In Europa gibt es derweil Bestrebungen der Autoindustrie, wieder mehr echte Knöpfe in Wägen zu verbauen und nicht alle Funktionen in digitale Displays zu verbannen. Manchmal ist ein griffiger Knopf einfach besser als ein virtueller Button einer Software. Noch ein Beispiel gefällig? GoStudent, die digitale Nachhilfe-Plattform, kaufte sich Ende 2022 den Lernanbieter Studienkreis, der Nachhilfe für Schüler:innen an 900 Standorten anbietet. Lernen ist also nicht bloß digital, sondern braucht eine physische Komponente.
Dass die Digitalisierung ein (vorläufiges?) Plateau erreicht hat, bekommt aktuell die VC-Branche zu spüren, die ja in den letzten Jahren an vorderster Front vom Digitalisierungs-Storytelling gelebt hat. Wie berichtet, haben Venture Capitalists im ersten Quartal 2024 so wenig Geld wie wie noch nie zuvor raisen können – ihre Geldgeber (Pensionsfonds, Versicherungen, Family Offices, usw.) stehen am Bremspedal. Nach enormen Überbewertungen von Crypto-, Fintech- oder Software-Unicorns und massiven Pleiten (FTX et al.) gibt es aktuell kaum jemanden, der die nächsten Milliarden in neue Tech-Fonds schieben will.

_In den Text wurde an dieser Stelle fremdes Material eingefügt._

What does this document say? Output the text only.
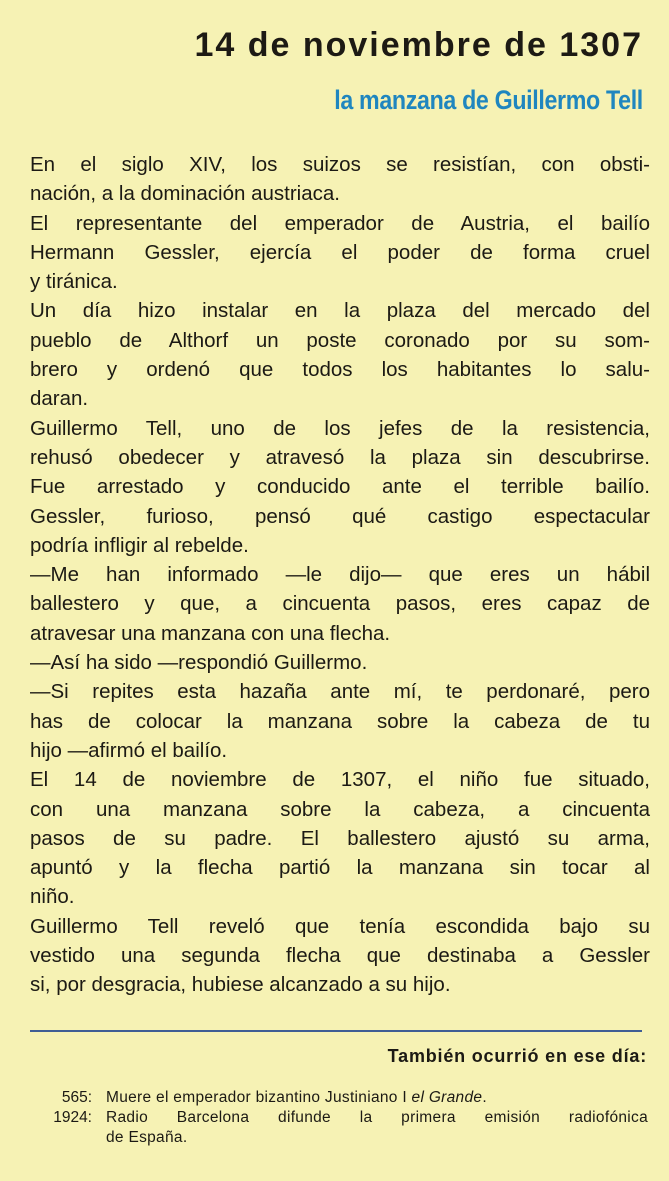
14 de noviembre de 1307
la manzana de Guillermo Tell
En el siglo XIV, los suizos se resistían, con obsti-
nación, a la dominación austriaca.
El representante del emperador de Austria, el bailío
Hermann Gessler, ejercía el poder de forma cruel
y tiránica.
Un día hizo instalar en la plaza del mercado del
pueblo de Althorf un poste coronado por su som-
brero y ordenó que todos los habitantes lo salu-
daran.
Guillermo Tell, uno de los jefes de la resistencia,
rehusó obedecer y atravesó la plaza sin descubrirse.
Fue arrestado y conducido ante el terrible bailío.
Gessler, furioso, pensó qué castigo espectacular
podría infligir al rebelde.
—Me han informado —le dijo— que eres un hábil
ballestero y que, a cincuenta pasos, eres capaz de
atravesar una manzana con una flecha.
—Así ha sido —respondió Guillermo.
—Si repites esta hazaña ante mí, te perdonaré, pero
has de colocar la manzana sobre la cabeza de tu
hijo —afirmó el bailío.
El 14 de noviembre de 1307, el niño fue situado,
con una manzana sobre la cabeza, a cincuenta
pasos de su padre. El ballestero ajustó su arma,
apuntó y la flecha partió la manzana sin tocar al
niño.
Guillermo Tell reveló que tenía escondida bajo su
vestido una segunda flecha que destinaba a Gessler
si, por desgracia, hubiese alcanzado a su hijo.
También ocurrió en ese día:
565: Muere el emperador bizantino Justiniano I el Grande.
1924: Radio Barcelona difunde la primera emisión radiofónica
de España.
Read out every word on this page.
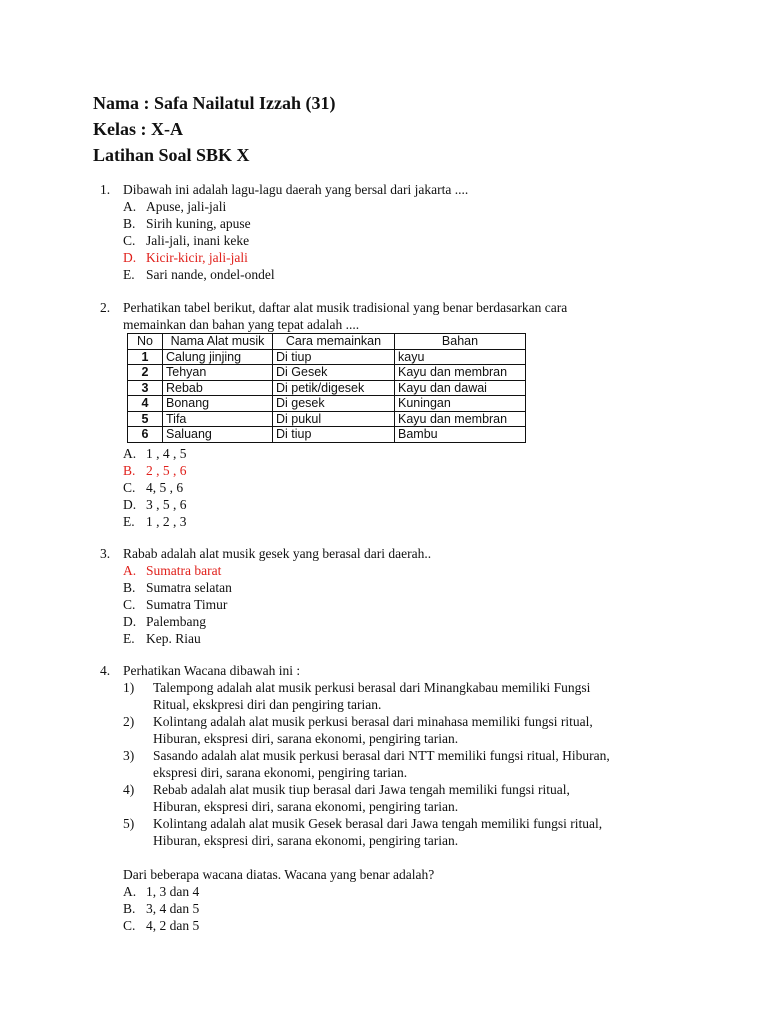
Nama : Safa Nailatul Izzah (31)
Kelas : X-A
Latihan Soal SBK X
1. Dibawah ini adalah lagu-lagu daerah yang bersal dari jakarta ....
A. Apuse, jali-jali
B. Sirih kuning, apuse
C. Jali-jali, inani keke
D. Kicir-kicir, jali-jali
E. Sari nande, ondel-ondel
2. Perhatikan tabel berikut, daftar alat musik tradisional yang benar berdasarkan cara memainkan dan bahan yang tepat adalah ....
No	Nama Alat musik	Cara memainkan	Bahan
1	Calung jinjing	Di tiup	kayu
2	Tehyan	Di Gesek	Kayu dan membran
3	Rebab	Di petik/digesek	Kayu dan dawai
4	Bonang	Di gesek	Kuningan
5	Tifa	Di pukul	Kayu dan membran
6	Saluang	Di tiup	Bambu
A. 1 , 4 , 5
B. 2 , 5 , 6
C. 4, 5 , 6
D. 3 , 5 , 6
E. 1 , 2 , 3
3. Rabab adalah alat musik gesek yang berasal dari daerah..
A. Sumatra barat
B. Sumatra selatan
C. Sumatra Timur
D. Palembang
E. Kep. Riau
4. Perhatikan Wacana dibawah ini :
1)	Talempong adalah alat musik perkusi berasal dari Minangkabau memiliki Fungsi Ritual, ekskpresi diri dan pengiring tarian.
2)	Kolintang adalah alat musik perkusi berasal dari minahasa memiliki fungsi ritual, Hiburan, ekspresi diri, sarana ekonomi, pengiring tarian.
3)	Sasando adalah alat musik perkusi berasal dari NTT memiliki fungsi ritual, Hiburan, ekspresi diri, sarana ekonomi, pengiring tarian.
4)	Rebab adalah alat musik tiup berasal dari Jawa tengah memiliki fungsi ritual, Hiburan, ekspresi diri, sarana ekonomi, pengiring tarian.
5)	Kolintang adalah alat musik Gesek berasal dari Jawa tengah memiliki fungsi ritual, Hiburan, ekspresi diri, sarana ekonomi, pengiring tarian.
Dari beberapa wacana diatas. Wacana yang benar adalah?
A. 1, 3 dan 4
B. 3, 4 dan 5
C. 4, 2 dan 5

„Ein großes globales Experiment“
„Es war ein großes globales Experiment. Es wurde viel Kapital von Public in Private re-allokiert, um globale Digitalgewinne zu erzeugen. Dieses Experiment ist aus heutiger Sicht nicht aufgegangen. Es haben viele der Startups, die so finanziert worden sind, nicht geschafft, dieses enorme Kapital in nachhaltigen, globalen Wettbewerbsvorteil zu übersetzen“, sagte etwa Oliver Holle, CEO von Speedinvest, Ende 2023 über die Hype-Jahre 2021 und 2022, in denen Summen wie nie zuvor in Digitalunternehmen gepumpt wurden. Jetzt hofft die Branche weiterhin auf ein IPO-Fenster, damit die vielen Unicorns an die Börse können, und ihre Geldgeber die gekauften Shares liquidieren können. Nur, das IPO-Fenster öffnet sich weiter nicht wirklich, und viele Investoren hocken weiter auf Digital-Startup-Anteilen, die sie kaum verkaufen können.

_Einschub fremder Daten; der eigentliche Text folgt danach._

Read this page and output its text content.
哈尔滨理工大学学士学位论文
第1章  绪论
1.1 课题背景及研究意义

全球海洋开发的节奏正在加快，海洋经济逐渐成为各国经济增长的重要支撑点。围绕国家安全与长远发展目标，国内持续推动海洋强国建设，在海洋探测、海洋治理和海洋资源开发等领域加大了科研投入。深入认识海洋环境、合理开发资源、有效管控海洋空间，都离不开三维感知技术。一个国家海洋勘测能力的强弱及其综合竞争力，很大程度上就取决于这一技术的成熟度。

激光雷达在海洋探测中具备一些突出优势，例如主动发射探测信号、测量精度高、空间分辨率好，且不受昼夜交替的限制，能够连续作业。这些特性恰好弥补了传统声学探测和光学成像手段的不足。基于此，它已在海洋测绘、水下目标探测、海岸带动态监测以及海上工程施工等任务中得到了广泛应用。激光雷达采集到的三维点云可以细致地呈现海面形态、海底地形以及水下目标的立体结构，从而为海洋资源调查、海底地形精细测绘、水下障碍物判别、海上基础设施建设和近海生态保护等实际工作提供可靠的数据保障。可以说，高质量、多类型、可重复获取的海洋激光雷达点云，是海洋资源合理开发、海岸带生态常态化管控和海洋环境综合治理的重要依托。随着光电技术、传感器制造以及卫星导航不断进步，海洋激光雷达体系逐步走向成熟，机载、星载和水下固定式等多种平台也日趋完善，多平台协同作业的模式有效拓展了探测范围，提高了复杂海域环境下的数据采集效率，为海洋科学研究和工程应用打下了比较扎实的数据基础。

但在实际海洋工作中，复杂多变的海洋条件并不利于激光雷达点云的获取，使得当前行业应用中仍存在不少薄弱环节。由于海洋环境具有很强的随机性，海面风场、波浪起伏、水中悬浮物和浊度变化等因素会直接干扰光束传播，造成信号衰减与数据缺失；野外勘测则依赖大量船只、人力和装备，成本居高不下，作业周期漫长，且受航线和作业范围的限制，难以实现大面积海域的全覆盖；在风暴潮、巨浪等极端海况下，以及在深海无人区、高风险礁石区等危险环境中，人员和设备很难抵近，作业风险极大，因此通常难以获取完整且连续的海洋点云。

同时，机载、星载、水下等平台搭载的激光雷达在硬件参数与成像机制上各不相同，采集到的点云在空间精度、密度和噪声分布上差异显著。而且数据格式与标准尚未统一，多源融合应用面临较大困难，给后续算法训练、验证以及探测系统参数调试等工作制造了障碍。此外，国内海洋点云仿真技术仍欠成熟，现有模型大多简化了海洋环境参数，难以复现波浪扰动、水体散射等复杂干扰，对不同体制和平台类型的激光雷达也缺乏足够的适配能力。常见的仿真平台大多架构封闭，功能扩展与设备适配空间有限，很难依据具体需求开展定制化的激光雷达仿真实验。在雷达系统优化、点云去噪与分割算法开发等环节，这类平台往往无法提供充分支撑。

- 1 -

Profitiert vom Digitalisierungs-Boom hat derweil vor allem eine Kategorie an Unternehmen: Big Tech. Amazon, Linkedin, Meta, Google, Apple, TikTok – sie haben die Plattformen, über die jedes Jahr hunderttausende neue Startups und Millionen weitere Unternehmen versuchen, ihre neuen digitalen Services und Apps an die Konsument:innen zu bringen. Die „Magnificent 7“ (Alphabet, Amazon, Apple, Meta, Microsoft, Nvidia und Tesla) sind es, die 2023 massiv profitiert haben, während in Österreich, Deutschland und vielen weiteren Ländern das Startup-Sterben losging, weil die Finanzierungsebene zur Wüste wurde.
Digitalisierung funktioniert halt nicht für alle.